Am Ende dieser aufwühlenden Pokalnacht konnte BVB-Verteidiger Ömer Toprak zufrieden eine Schüssel Pasta vertilgen - und das waren ja eigentlich gute Nachrichten. Doch so zufrieden er unter den Tribünen des Fürther Stadions auch dabei aussah, er war mit seiner Gemütslage eher in der Minderheit. Ein paar Meter weiter stand zum Beispiel Marco Reus vor den Mikrofonen und versuchte zu erklären, was da gerade passiert war.
Er tat sich schwer, eine positive Einschätzung abzugeben, dabei hatten seine Dortmunder ja soeben 2:1 nach Verlängerung gewonnen und die zweite Pokalrunde erreicht. Das Problem war das Wie: Sein Team war von einem Zweitligist an den Rand einer Blamage gedrängt worden, erst in letzter Sekunde hatte der neue Dortmunder Belgier Axel Witsel Dortmund in die Verlängerung gerettet (95. Minute). Dort hatte Reus selbst mit seinem Tor zum 2:1 in der 120. Minute mit letzter Kraft die Lotterie des Elfmeterschießens abgewendet. Es war ein qualvolles, entlarvendes Spiel aus BVB-Sicht.

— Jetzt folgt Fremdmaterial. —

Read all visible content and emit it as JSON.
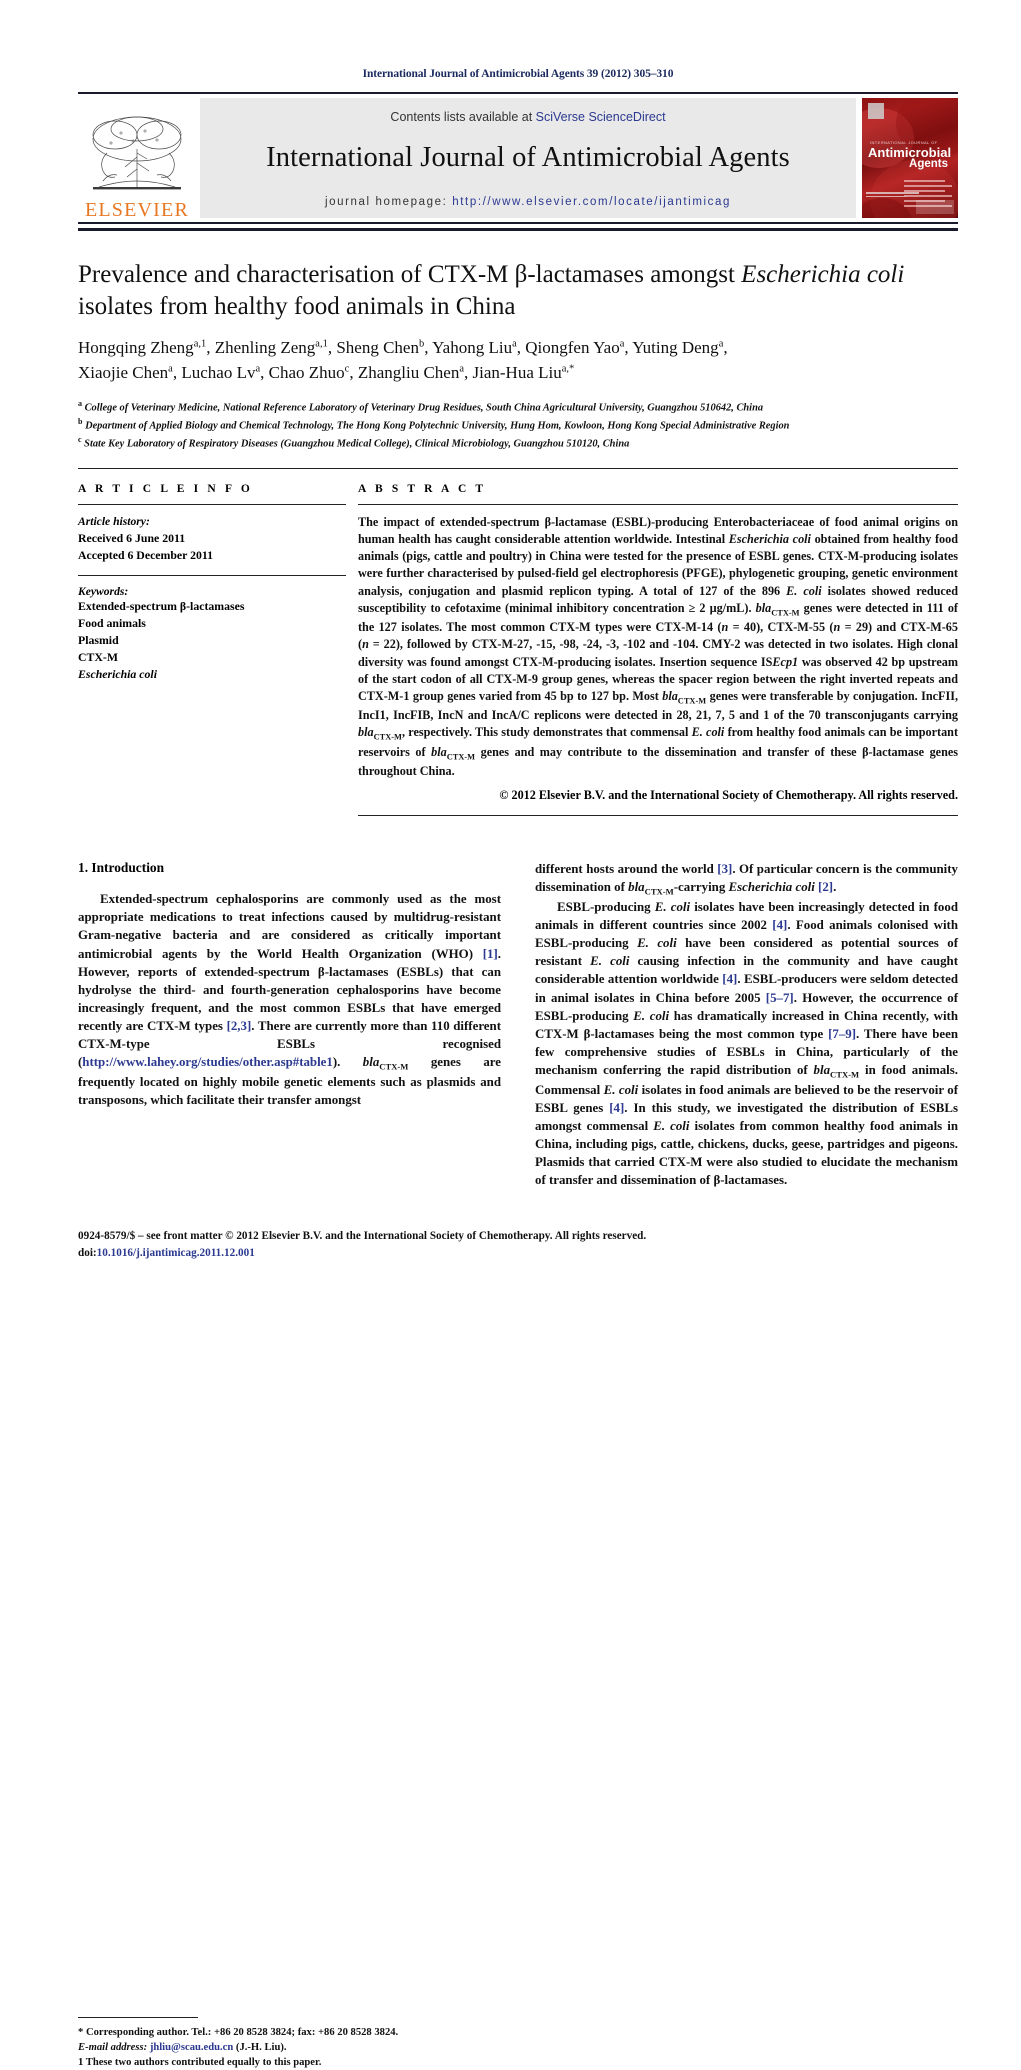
{
  "running_head": "International Journal of Antimicrobial Agents 39 (2012) 305–310",
  "masthead": {
    "publisher_logo_text": "ELSEVIER",
    "contents_prefix": "Contents lists available at ",
    "contents_link": "SciVerse ScienceDirect",
    "journal_title": "International Journal of Antimicrobial Agents",
    "homepage_label": "journal homepage: ",
    "homepage_url": "http://www.elsevier.com/locate/ijantimicag",
    "cover": {
      "supertitle": "INTERNATIONAL JOURNAL OF",
      "line1": "Antimicrobial",
      "line2": "Agents",
      "brand_color": "#8d1111"
    }
  },
  "title": {
    "part1": "Prevalence and characterisation of CTX-M β-lactamases amongst ",
    "italic1": "Escherichia coli",
    "part2": " isolates from healthy food animals in China"
  },
  "authors_line1": "Hongqing Zheng",
  "authors": [
    {
      "name": "Hongqing Zheng",
      "sup": "a,1"
    },
    {
      "name": "Zhenling Zeng",
      "sup": "a,1"
    },
    {
      "name": "Sheng Chen",
      "sup": "b"
    },
    {
      "name": "Yahong Liu",
      "sup": "a"
    },
    {
      "name": "Qiongfen Yao",
      "sup": "a"
    },
    {
      "name": "Yuting Deng",
      "sup": "a"
    },
    {
      "name": "Xiaojie Chen",
      "sup": "a"
    },
    {
      "name": "Luchao Lv",
      "sup": "a"
    },
    {
      "name": "Chao Zhuo",
      "sup": "c"
    },
    {
      "name": "Zhangliu Chen",
      "sup": "a"
    },
    {
      "name": "Jian-Hua Liu",
      "sup": "a,*"
    }
  ],
  "affiliations": [
    {
      "mark": "a",
      "text": "College of Veterinary Medicine, National Reference Laboratory of Veterinary Drug Residues, South China Agricultural University, Guangzhou 510642, China"
    },
    {
      "mark": "b",
      "text": "Department of Applied Biology and Chemical Technology, The Hong Kong Polytechnic University, Hung Hom, Kowloon, Hong Kong Special Administrative Region"
    },
    {
      "mark": "c",
      "text": "State Key Laboratory of Respiratory Diseases (Guangzhou Medical College), Clinical Microbiology, Guangzhou 510120, China"
    }
  ],
  "article_info": {
    "heading": "A R T I C L E    I N F O",
    "history_label": "Article history:",
    "received": "Received 6 June 2011",
    "accepted": "Accepted 6 December 2011",
    "keywords_label": "Keywords:",
    "keywords": [
      {
        "text": "Extended-spectrum β-lactamases",
        "italic": false
      },
      {
        "text": "Food animals",
        "italic": false
      },
      {
        "text": "Plasmid",
        "italic": false
      },
      {
        "text": "CTX-M",
        "italic": false
      },
      {
        "text": "Escherichia coli",
        "italic": true
      }
    ]
  },
  "abstract": {
    "heading": "A B S T R A C T",
    "copyright": "© 2012 Elsevier B.V. and the International Society of Chemotherapy. All rights reserved."
  },
  "introduction": {
    "number_title": "1.  Introduction"
  },
  "footnotes": {
    "corresponding": "*  Corresponding author. Tel.: +86 20 8528 3824; fax: +86 20 8528 3824.",
    "email_label": "E-mail address:",
    "email": "jhliu@scau.edu.cn",
    "email_suffix": " (J.-H. Liu).",
    "equal_contrib": "1  These two authors contributed equally to this paper."
  },
  "bottom": {
    "issn_line": "0924-8579/$ – see front matter © 2012 Elsevier B.V. and the International Society of Chemotherapy. All rights reserved.",
    "doi_label": "doi:",
    "doi": "10.1016/j.ijantimicag.2011.12.001"
  }
}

Die Bundesliga dürfte den Fürthern dankbar sein für diese Partie, die sich fast bis Mitternacht hinzog, denn die Videoaufzeichnung dieses seltsamen Abends dürfte jeder Trainer mit Genuss vor und zurück spulen. Schließlich war darauf zu erkennen, wie einfach Dortmunds Spiel beim Pflichtdebüt von Trainer Lucien Favre ins Wanken geriet. Und es offenbarte, woran der Schweizer noch tüfteln muss, sollten weitere Dortmunder Vorträge nicht genau so fiebrig geraten, wie zuletzt unter Peter Bosz und Peter Stöger.
Die Fürther hielten einfach mit den Primärtugenden eines Zweitligisten dagegen: mit überschäumender Disziplin, pumpenden Lungen und herzhaften Grätschen. Doch das reichte, um das Angriffsspiel des BVB durcheinanderzubringen, die Hochbegabten in Schwarz-Gelb standen sich vor dem Tor gegenseitig auf den Beinen. Und zu allem Überfluss sauste dann mitunter Außenverteidiger Marcel Schmelzer orientierungslos mit dem Ball durch den Strafraum des Gegners. Nicht nur einmal resultierten aus solcher Unordnung Konter der Fürther.

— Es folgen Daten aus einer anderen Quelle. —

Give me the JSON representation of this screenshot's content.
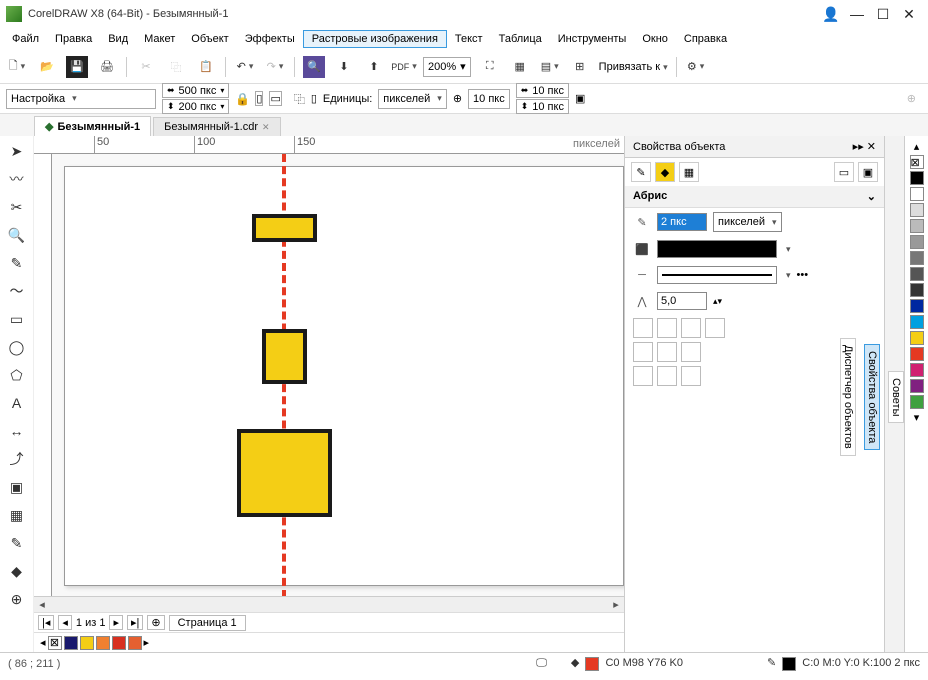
{
  "title": "CorelDRAW X8 (64-Bit) - Безымянный-1",
  "menu": {
    "file": "Файл",
    "edit": "Правка",
    "view": "Вид",
    "layout": "Макет",
    "object": "Объект",
    "effects": "Эффекты",
    "bitmap": "Растровые изображения",
    "text": "Текст",
    "table": "Таблица",
    "tools": "Инструменты",
    "window": "Окно",
    "help": "Справка"
  },
  "toolbar1": {
    "zoom": "200%",
    "snap": "Привязать к"
  },
  "properties": {
    "preset": "Настройка",
    "width": "500 пкс",
    "height": "200 пкс",
    "units_label": "Единицы:",
    "units": "пикселей",
    "nudge": "10 пкс",
    "dup_x": "10 пкс",
    "dup_y": "10 пкс"
  },
  "docs": {
    "tab1": "Безымянный-1",
    "tab2": "Безымянный-1.cdr"
  },
  "ruler": {
    "t50": "50",
    "t100": "100",
    "t150": "150",
    "unit": "пикселей"
  },
  "pages": {
    "nav": "1  из  1",
    "tab": "Страница 1"
  },
  "panel": {
    "title": "Свойства объекта",
    "section": "Абрис",
    "outline_width": "2 пкс",
    "outline_unit": "пикселей",
    "miter": "5,0"
  },
  "side": {
    "hints": "Советы",
    "props": "Свойства объекта",
    "objmgr": "Диспетчер объектов"
  },
  "status": {
    "coords": "( 86   ; 211   )",
    "fill": "C0 M98 Y76 K0",
    "outline": "C:0 M:0 Y:0 K:100  2 пкс"
  },
  "palette": [
    "#000000",
    "#1a1a6d",
    "#f4ce15",
    "#f08030",
    "#d83020",
    "#e56030",
    "#fff"
  ],
  "rpalette": [
    "none",
    "#000",
    "#fff",
    "#ddd",
    "#bbb",
    "#999",
    "#777",
    "#555",
    "#333",
    "#000",
    "#0028a0",
    "#00a0e0",
    "#f4ce15",
    "#e53922",
    "#d02070",
    "#802080",
    "#40a040",
    "#ffffff"
  ]
}
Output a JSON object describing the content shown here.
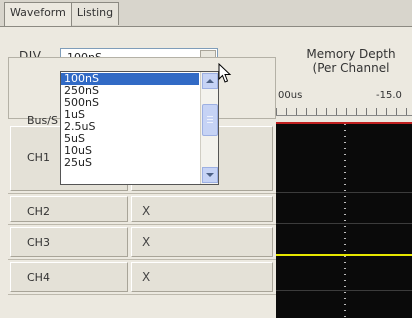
{
  "tabs": [
    {
      "label": "Waveform",
      "active": true
    },
    {
      "label": "Listing",
      "active": false
    }
  ],
  "div": {
    "label": "DIV",
    "selected": "100nS",
    "options": [
      "100nS",
      "250nS",
      "500nS",
      "1uS",
      "2.5uS",
      "5uS",
      "10uS",
      "25uS"
    ]
  },
  "memory": {
    "line1": "Memory Depth",
    "line2": "(Per Channel"
  },
  "bus_label": "Bus/S",
  "ruler": {
    "tick0": "00us",
    "tick1": "-15.0"
  },
  "channels": [
    {
      "name": "CH1",
      "value": ""
    },
    {
      "name": "CH2",
      "value": "X"
    },
    {
      "name": "CH3",
      "value": "X"
    },
    {
      "name": "CH4",
      "value": "X"
    }
  ],
  "colors": {
    "selection": "#316ac5",
    "wave_bg": "#0a0a0a",
    "trace_yellow": "#e6e600",
    "trace_red": "#c02020"
  },
  "icons": {
    "cursor": "arrow-pointer-icon",
    "dropdown": "chevron-down-icon"
  }
}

Auch das gehört übrigens zu den Wahrheiten dieses Pokalspiels: Im Grunde traf der BVB auf einen geschwächten Zweitligisten - von dem er sich enorm ärgern ließ. Fürths Trainer Damir Buric fehlte wegen eines Trauerfalls in der Familie (für ihn gab der ehemalige Freiburger Verteidiger Oliver Barth sein Trainerdebüt) und Abwehrchef und Kapitän Marco Caligiuri wurde durch den 18-jährigen Nachwuchsspieler Maximilian Bauer vertreten. Bauer (eine Minute Profifußball) gegen Nationalspieler und WM-Teilnehmer Reus: Das musste doch eigentlich schief gehen.
Es ging aus Fürther Sicht aber lange gut. Sehr gut sogar. Am Ende hatte Fabian Reese die Chance auf das Siegtor in der Verlängerung, als er alleine auf BVB-Keeper Roman Bürki zulief. Es wäre ein idealer Zeitpunkt für die Dauerleihgabe aus Schalke gewesen, um das erste Tor im Fürther Dress zu erzielen. Doch seine Nerven versagten, der Borussia blieb Schlimmeres erspart.

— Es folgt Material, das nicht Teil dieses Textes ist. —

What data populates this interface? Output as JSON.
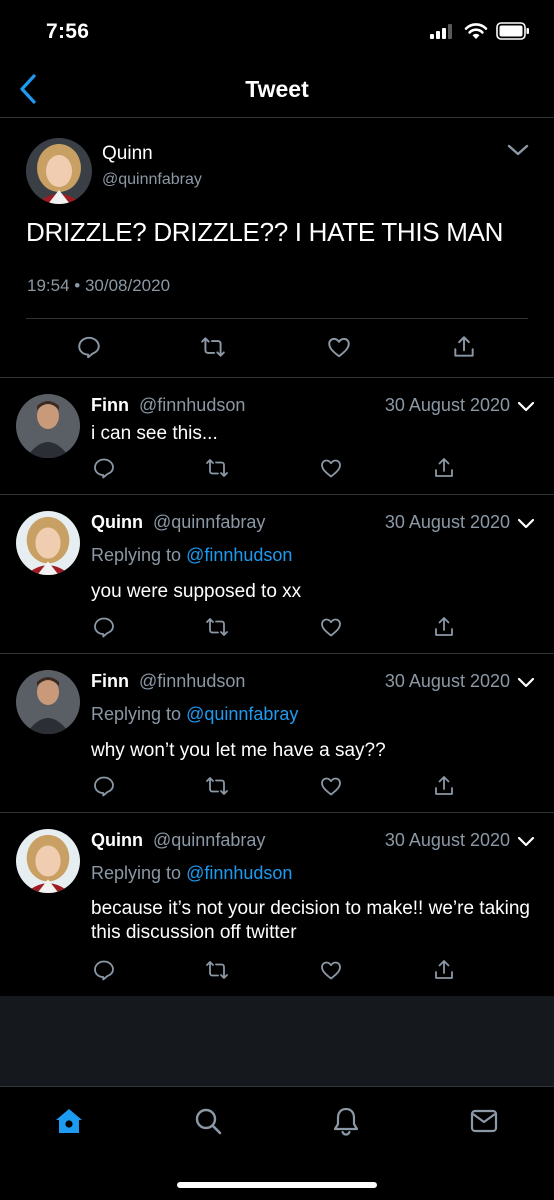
{
  "status_bar": {
    "time": "7:56"
  },
  "header": {
    "title": "Tweet",
    "back_icon": "chevron-left-icon"
  },
  "colors": {
    "background": "#000000",
    "accent": "#1d9bf0",
    "secondary_text": "#8b98a5",
    "divider": "#2f3336",
    "empty_area": "#15181c"
  },
  "main_tweet": {
    "name": "Quinn",
    "handle": "@quinnfabray",
    "text": "DRIZZLE? DRIZZLE?? I HATE THIS MAN",
    "datetime": "19:54 • 30/08/2020",
    "actions": [
      "reply-icon",
      "retweet-icon",
      "like-icon",
      "share-icon"
    ]
  },
  "replies": [
    {
      "name": "Finn",
      "handle": "@finnhudson",
      "date": "30 August 2020",
      "replying_prefix": "",
      "replying_to": "",
      "text": "i can see this..."
    },
    {
      "name": "Quinn",
      "handle": "@quinnfabray",
      "date": "30 August 2020",
      "replying_prefix": "Replying to ",
      "replying_to": "@finnhudson",
      "text": "you were supposed to xx"
    },
    {
      "name": "Finn",
      "handle": "@finnhudson",
      "date": "30 August 2020",
      "replying_prefix": "Replying to ",
      "replying_to": "@quinnfabray",
      "text": "why won’t you let me have a say??"
    },
    {
      "name": "Quinn",
      "handle": "@quinnfabray",
      "date": "30 August 2020",
      "replying_prefix": "Replying to ",
      "replying_to": "@finnhudson",
      "text": "because it’s not your decision to make!! we’re taking this discussion off twitter"
    }
  ],
  "tab_bar": {
    "items": [
      "home-icon",
      "search-icon",
      "notifications-icon",
      "messages-icon"
    ],
    "active": "home-icon"
  }
}
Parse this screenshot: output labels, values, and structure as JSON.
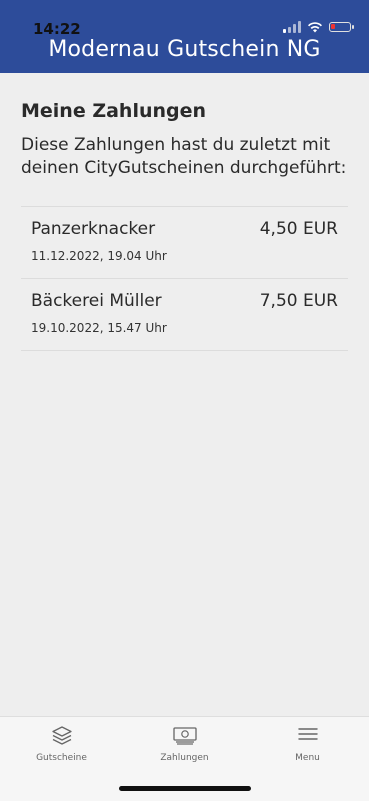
{
  "status": {
    "time": "14:22"
  },
  "header": {
    "title": "Modernau Gutschein NG"
  },
  "main": {
    "title": "Meine Zahlungen",
    "description": "Diese Zahlungen hast du zuletzt mit deinen CityGutscheinen durchgeführt:",
    "payments": [
      {
        "merchant": "Panzerknacker",
        "date": "11.12.2022, 19.04 Uhr",
        "amount": "4,50 EUR"
      },
      {
        "merchant": "Bäckerei Müller",
        "date": "19.10.2022, 15.47 Uhr",
        "amount": "7,50 EUR"
      }
    ]
  },
  "tabbar": {
    "tabs": [
      {
        "label": "Gutscheine",
        "icon": "layers-icon"
      },
      {
        "label": "Zahlungen",
        "icon": "money-icon"
      },
      {
        "label": "Menu",
        "icon": "menu-icon"
      }
    ]
  },
  "colors": {
    "header": "#2d4c9a",
    "background": "#eeeeee",
    "battery_low": "#e33333"
  }
}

"Wir haben das Spiel nicht kontrolliert, es hat etwas gefehlt", murrte Favre später. Was das fehlende Teil sein könnte, das zeigte sich nach der Einwechslung von 20-Millionen-Zugang Axel Witsel, der einen anderen Neuen ersetzte: den zunächst gestarteten Ex-Bremer Thomas Delaney. Witsel hatte seine letzten Jahre in der chinesischen Liga verbracht, weshalb er für viele im Verdacht stand, dort schon in jungen Jahren schon seinen fußballerischen Vorruhestand angetreten zu haben. Doch der 29-Jährige zeigte gleich, wie wichtig er sein könnte.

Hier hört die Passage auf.